Even a child who understands he or she has power over you will exploit your love for them, if you allow them to. What more grown men and women with the practiced eloquence and charisma to convince you that they have your best interests at heart.
We need to demand from politicians and officials answers to tough questions. We need to make them uncomfortable with the questions and the follow up to such questions. Grilling politicians for truth and facts, instead of lobbing softballs and backing off for fear of being disrespectful must be a Malaysian culture. Politicians are aspiring job seekers for public service. Elected and appointed politicians, Councillors, State Assemblymen, Members of Parliaments, Ministers, and even the Prime Minister, are all civil servants. They came to us for a job and now we have to be respectful of them? No! They must be respectful to us. We are the bosses.

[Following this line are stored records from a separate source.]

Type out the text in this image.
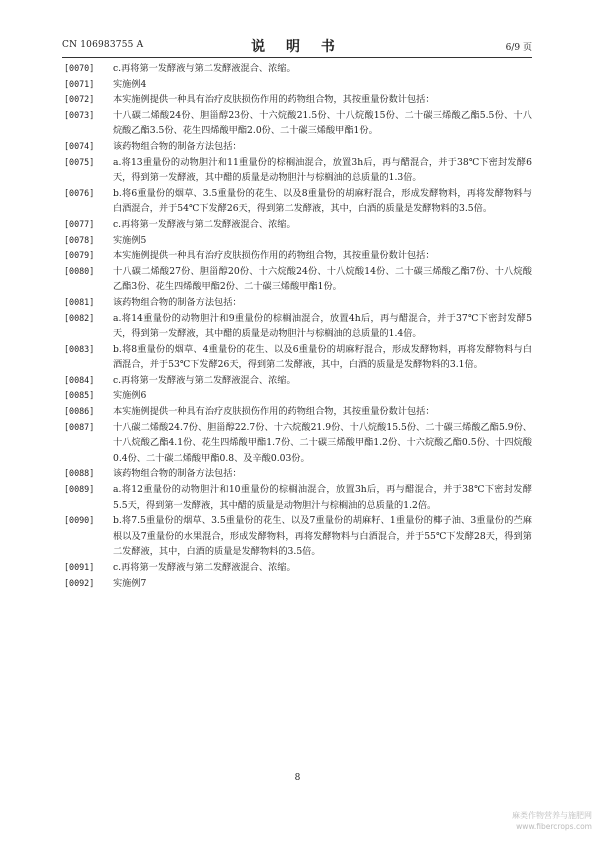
CN 106983755 A	说 明 书	6/9 页
[0070] c.再将第一发酵液与第二发酵液混合、浓缩。
[0071] 实施例4
[0072] 本实施例提供一种具有治疗皮肤损伤作用的药物组合物，其按重量份数计包括：
[0073] 十八碳二烯酸24份、胆甾醇23份、十六烷酸21.5份、十八烷酸15份、二十碳三烯酸乙酯5.5份、十八烷酸乙酯3.5份、花生四烯酸甲酯2.0份、二十碳三烯酸甲酯1份。
[0074] 该药物组合物的制备方法包括：
[0075] a.将13重量份的动物胆汁和11重量份的棕榈油混合，放置3h后，再与醋混合，并于38℃下密封发酵6天，得到第一发酵液，其中醋的质量是动物胆汁与棕榈油的总质量的1.3倍。
[0076] b.将6重量份的烟草、3.5重量份的花生、以及8重量份的胡麻籽混合，形成发酵物料，再将发酵物料与白酒混合，并于54℃下发酵26天，得到第二发酵液，其中，白酒的质量是发酵物料的3.5倍。
[0077] c.再将第一发酵液与第二发酵液混合、浓缩。
[0078] 实施例5
[0079] 本实施例提供一种具有治疗皮肤损伤作用的药物组合物，其按重量份数计包括：
[0080] 十八碳二烯酸27份、胆甾醇20份、十六烷酸24份、十八烷酸14份、二十碳三烯酸乙酯7份、十八烷酸乙酯3份、花生四烯酸甲酯2份、二十碳三烯酸甲酯1份。
[0081] 该药物组合物的制备方法包括：
[0082] a.将14重量份的动物胆汁和9重量份的棕榈油混合，放置4h后，再与醋混合，并于37℃下密封发酵5天，得到第一发酵液，其中醋的质量是动物胆汁与棕榈油的总质量的1.4倍。
[0083] b.将8重量份的烟草、4重量份的花生、以及6重量份的胡麻籽混合，形成发酵物料，再将发酵物料与白酒混合，并于53℃下发酵26天，得到第二发酵液，其中，白酒的质量是发酵物料的3.1倍。
[0084] c.再将第一发酵液与第二发酵液混合、浓缩。
[0085] 实施例6
[0086] 本实施例提供一种具有治疗皮肤损伤作用的药物组合物，其按重量份数计包括：
[0087] 十八碳二烯酸24.7份、胆甾醇22.7份、十六烷酸21.9份、十八烷酸15.5份、二十碳三烯酸乙酯5.9份、十八烷酸乙酯4.1份、花生四烯酸甲酯1.7份、二十碳三烯酸甲酯1.2份、十六烷酸乙酯0.5份、十四烷酸0.4份、二十碳二烯酸甲酯0.8、及辛酸0.03份。
[0088] 该药物组合物的制备方法包括：
[0089] a.将12重量份的动物胆汁和10重量份的棕榈油混合，放置3h后，再与醋混合，并于38℃下密封发酵5.5天，得到第一发酵液，其中醋的质量是动物胆汁与棕榈油的总质量的1.2倍。
[0090] b.将7.5重量份的烟草、3.5重量份的花生、以及7重量份的胡麻籽、1重量份的椰子油、3重量份的苎麻根以及7重量份的水果混合，形成发酵物料，再将发酵物料与白酒混合，并于55℃下发酵28天，得到第二发酵液，其中，白酒的质量是发酵物料的3.5倍。
[0091] c.再将第一发酵液与第二发酵液混合、浓缩。
[0092] 实施例7
8
麻类作物营养与施肥网
www.fibercrops.com
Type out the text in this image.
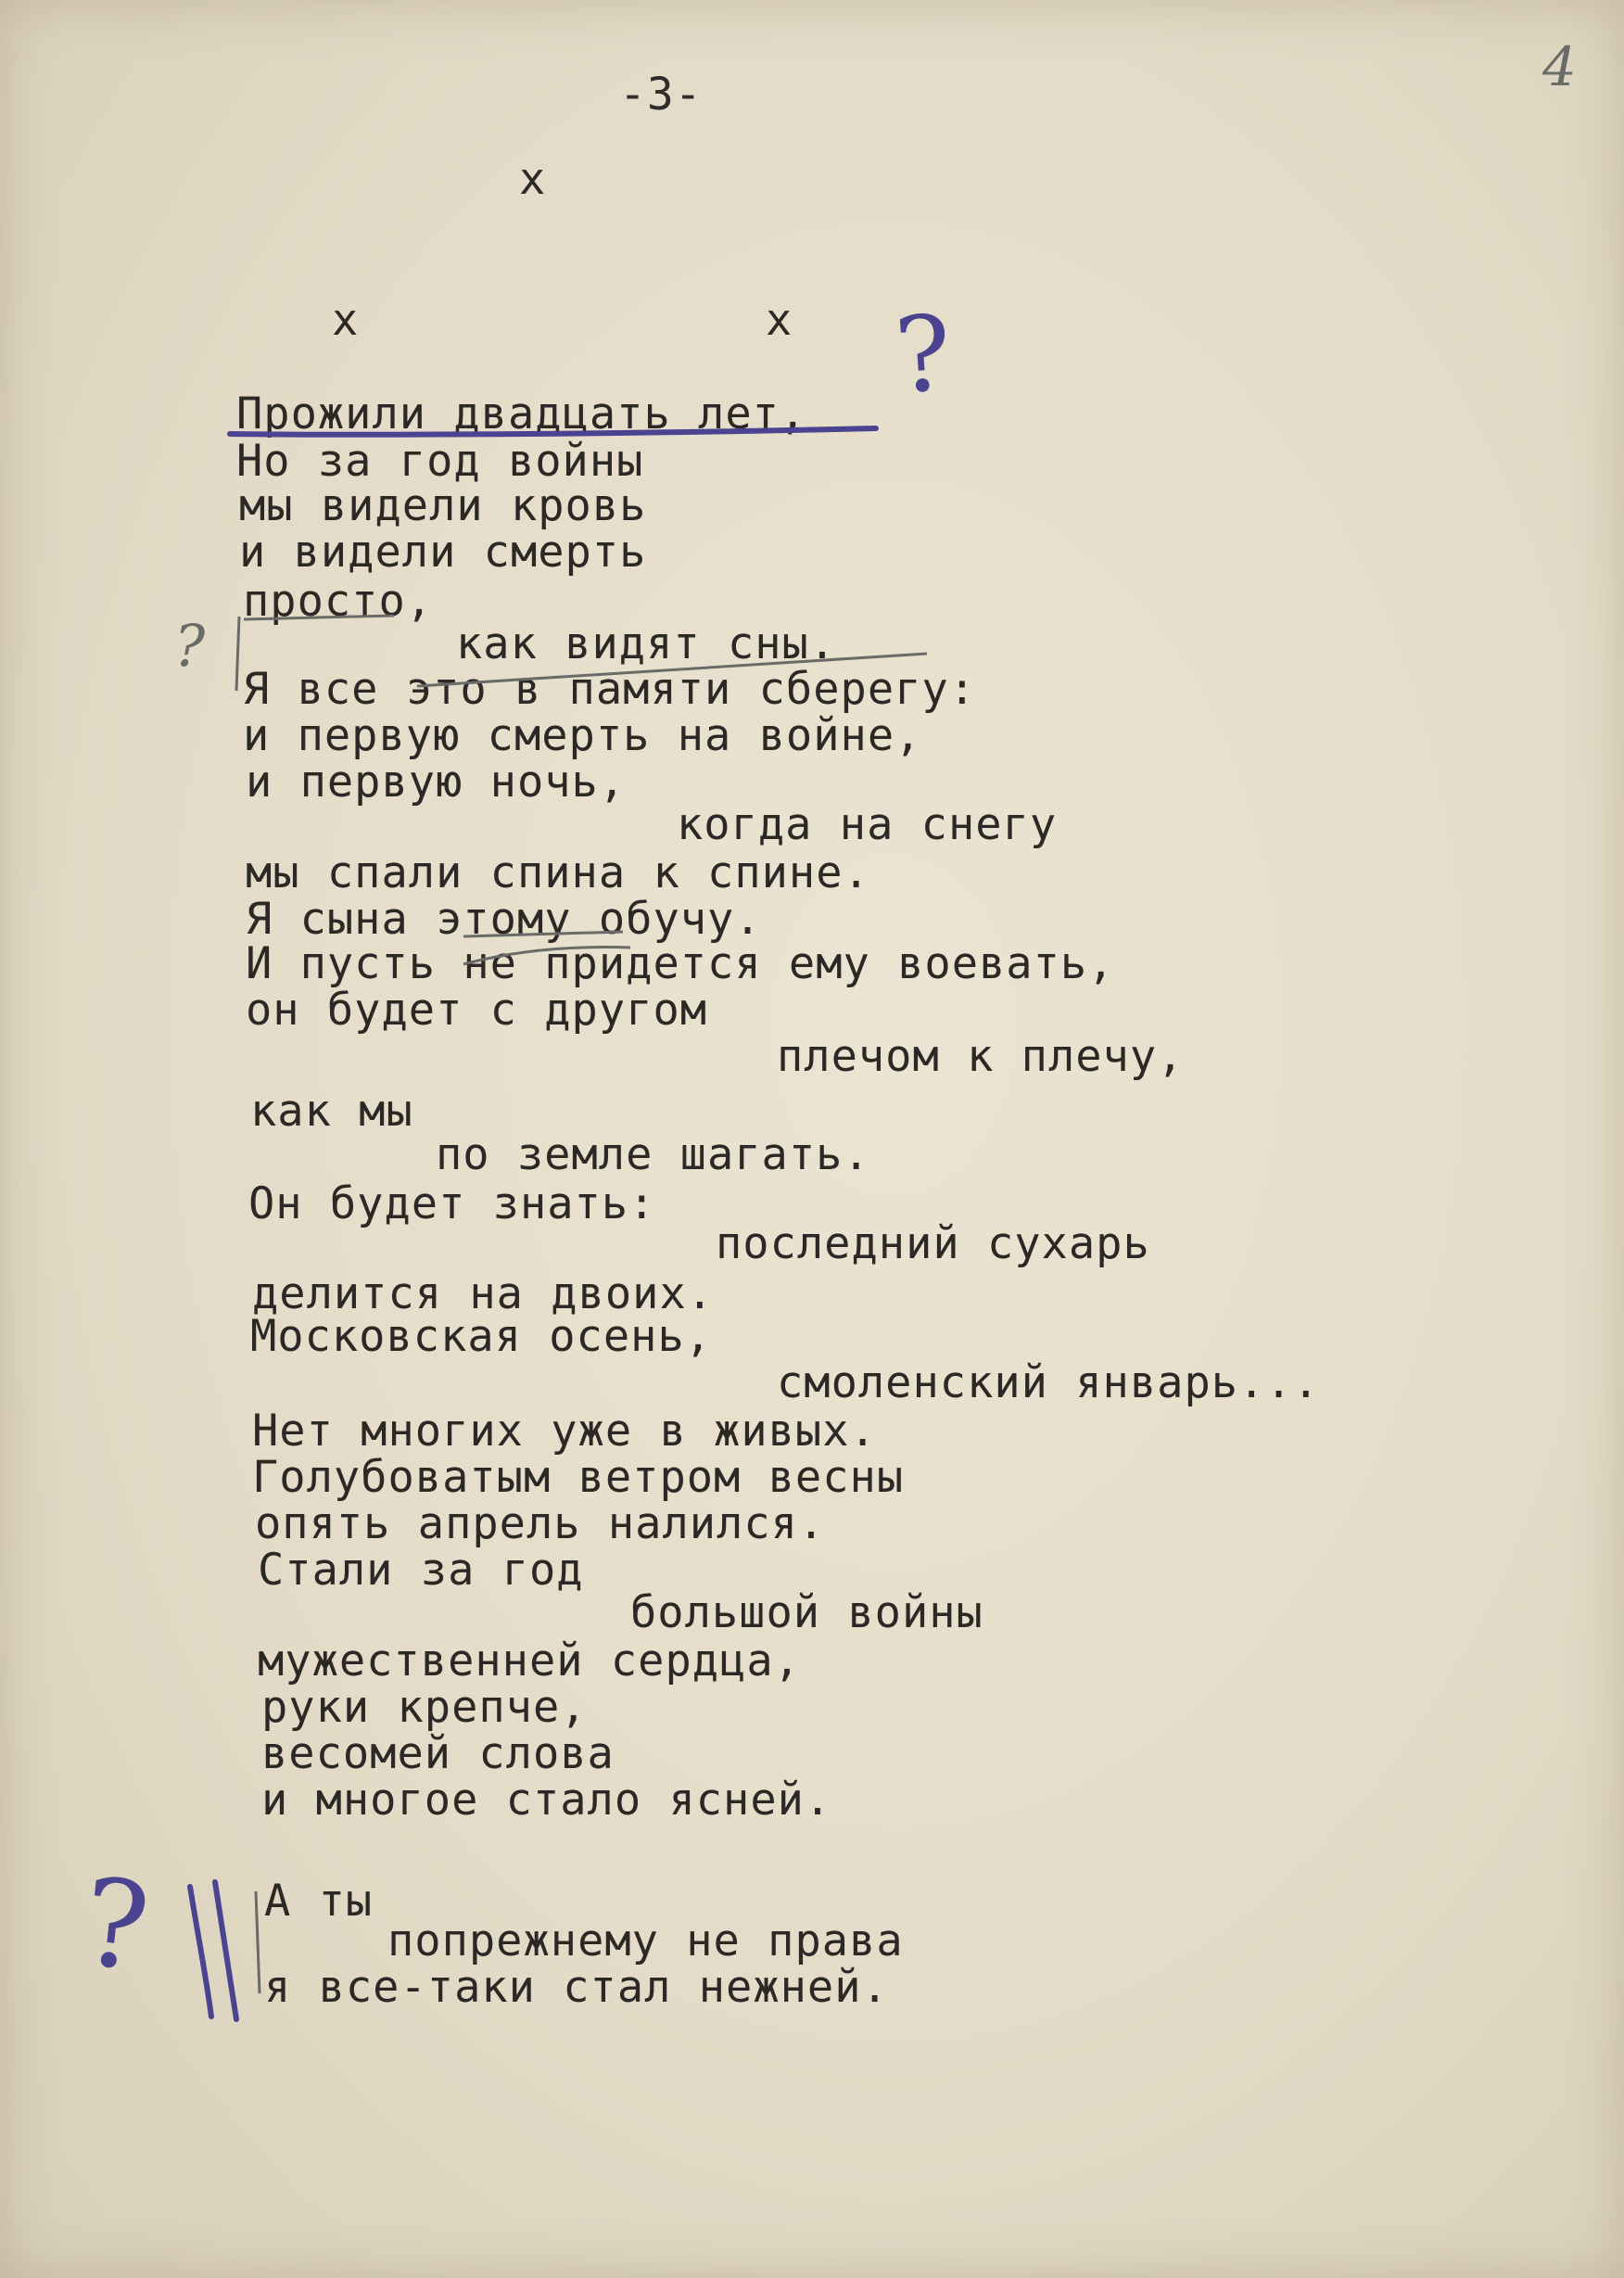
-3-	4
x
x	x
Прожили двадцать лет,
Но за год войны
мы видели кровь
и видели смерть
просто,
как видят сны.
Я все это в памяти сберегу:
и первую смерть на войне,
и первую ночь,
когда на снегу
мы спали спина к спине.
Я сына этому обучу.
И пусть не придется ему воевать,
он будет с другом
плечом к плечу,
как мы
по земле шагать.
Он будет знать:
последний сухарь
делится на двоих.
Московская осень,
смоленский январь...
Нет многих уже в живых.
Голубоватым ветром весны
опять апрель налился.
Стали за год
большой войны
мужественней сердца,
руки крепче,
весомей слова
и многое стало ясней.
А ты
попрежнему не права
я все-таки стал нежней.
?
?
?
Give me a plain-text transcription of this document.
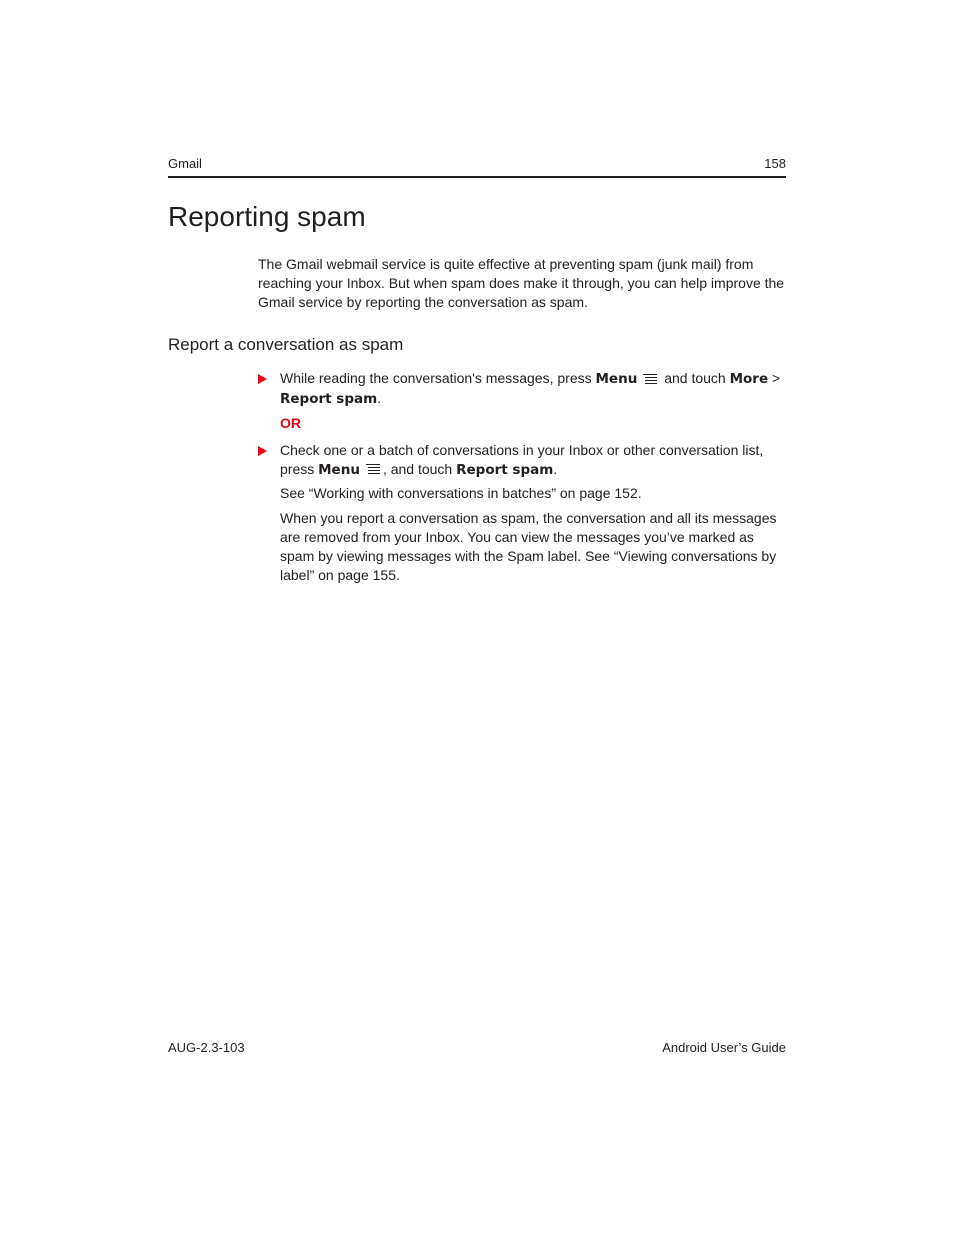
Gmail	158
Reporting spam

The Gmail webmail service is quite effective at preventing spam (junk mail) from reaching your Inbox. But when spam does make it through, you can help improve the Gmail service by reporting the conversation as spam.

Report a conversation as spam

While reading the conversation's messages, press Menu
and touch More >
Report spam.

OR

Check one or a batch of conversations in your Inbox or other conversation list, press Menu , and touch Report spam.

See “Working with conversations in batches” on page 152.

When you report a conversation as spam, the conversation and all its messages are removed from your Inbox. You can view the messages you’ve marked as spam by viewing messages with the Spam label. See “Viewing conversations by label” on page 155.

AUG-2.3-103	Android User’s Guide
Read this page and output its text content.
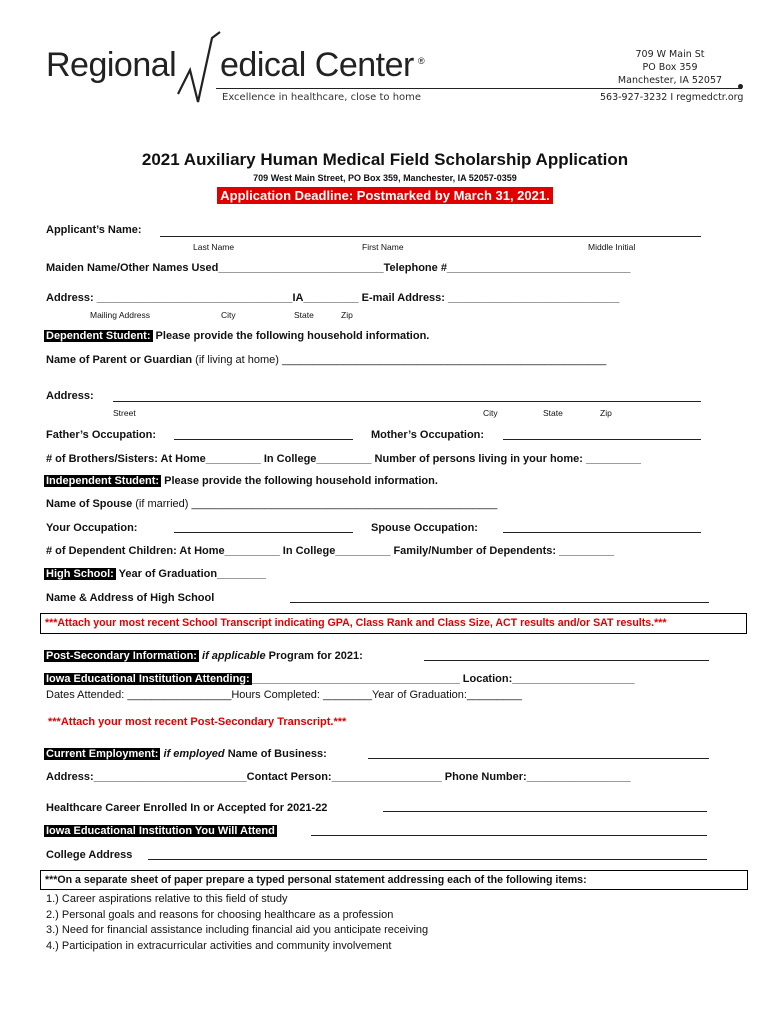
Regional edical Center ®
Excellence in healthcare, close to home
709 W Main St
PO Box 359
Manchester, IA 52057
563-927-3232 I regmedctr.org
2021 Auxiliary Human Medical Field Scholarship Application
709 West Main Street, PO Box 359, Manchester, IA 52057-0359
Application Deadline: Postmarked by March 31, 2021.
Applicant’s Name:
Last Name	First Name	Middle Initial
Maiden Name/Other Names Used___________________________Telephone #______________________________
Address: ________________________________IA_________ E-mail Address: ____________________________
Mailing Address	City	State	Zip
Dependent Student: Please provide the following household information.
Name of Parent or Guardian (if living at home) _____________________________________________________
Address:
Street	City	State	Zip
Father’s Occupation:	Mother’s Occupation:
# of Brothers/Sisters: At Home_________ In College_________ Number of persons living in your home: _________
Independent Student: Please provide the following household information.
Name of Spouse (if married) __________________________________________________
Your Occupation:	Spouse Occupation:
# of Dependent Children: At Home_________ In College_________ Family/Number of Dependents: _________
High School: Year of Graduation________
Name & Address of High School
***Attach your most recent School Transcript indicating GPA, Class Rank and Class Size, ACT results and/or SAT results.***
Post-Secondary Information: if applicable Program for 2021:
Iowa Educational Institution Attending: __________________________________ Location:____________________
Dates Attended: _________________Hours Completed: ________Year of Graduation:_________
***Attach your most recent Post-Secondary Transcript.***
Current Employment: if employed Name of Business:
Address:_________________________Contact Person:__________________ Phone Number:_________________
Healthcare Career Enrolled In or Accepted for 2021-22
Iowa Educational Institution You Will Attend
College Address
***On a separate sheet of paper prepare a typed personal statement addressing each of the following items:
1.) Career aspirations relative to this field of study
2.) Personal goals and reasons for choosing healthcare as a profession
3.) Need for financial assistance including financial aid you anticipate receiving
4.) Participation in extracurricular activities and community involvement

Malaysians need to flip this paradigm. Any politicians and officials who even bristle at being thrown tough or “disrespectful” questions need to be thrown out of office come the next round.
Why? Because they do not understand that we do not owe them that job. That they serve us and are answerable to us. They should be thankful that we elected them and if they think they are doing us the favour in running for office, I can guarantee you there are 10 others more qualified to take their place. Everyone in gainful employment knows this fact. The problem with most politicians is that they have never really had any decent real-life working experience like you and I. It’s time the politicians and office-holders learn that the public is the boss and we are a demanding boss if they want to keep their jobs.
So what is their job?
For now, I am going to touch on the two basic ones, which are the Assemblyman and the Member of Parliament. Both serve the public in their constituencies – remember this part for later.
But fundamentally both are legislatures, one at state level and another at national level. They promulgate laws. That is their basic function. They are there to bring issues, debate them, and solve said issues by the instrument of proposing, making up or amending laws, and of course that include being the guardian of our spending. That’s it.
So, if that is the case, you need people with real critical thinking and experience, and a certain real world skill sets. You cannot bring in a Tok Lebai into the State Assembly or the Parliament!! You cannot bring people who can just debate but have no real life experience of how the real world works.
We could actually implement such a model by doing away with the Upper House (the Senate) as a purely legislative body and having Ministers from its appointed rank. As it is today, the Senate serves only as a rubber stamp to the ruling coalition. It might as well serve as a pseudo-legislative body which can house seasoned professionals that can serve as Ministers and an extension of the Executive branch that serve on various statutory position of leadership.
Well, that is a thought. It may seem far-fetched and wildly out of left-field but civilisation was not built in one day nor was man supposed to fly.
There is more that I hope our political landscape will evolve into. It may not be as what we see today but I am still optimistic of what it can be. All it takes is an energised informed electorate to demand more from our elected representatives and hold them to a much higher standard than what we see today.
I believe in Malaysia and I believe in us, the thinking Malaysians.
The views expressed are those of the author and do not necessarily reflect those of The Star.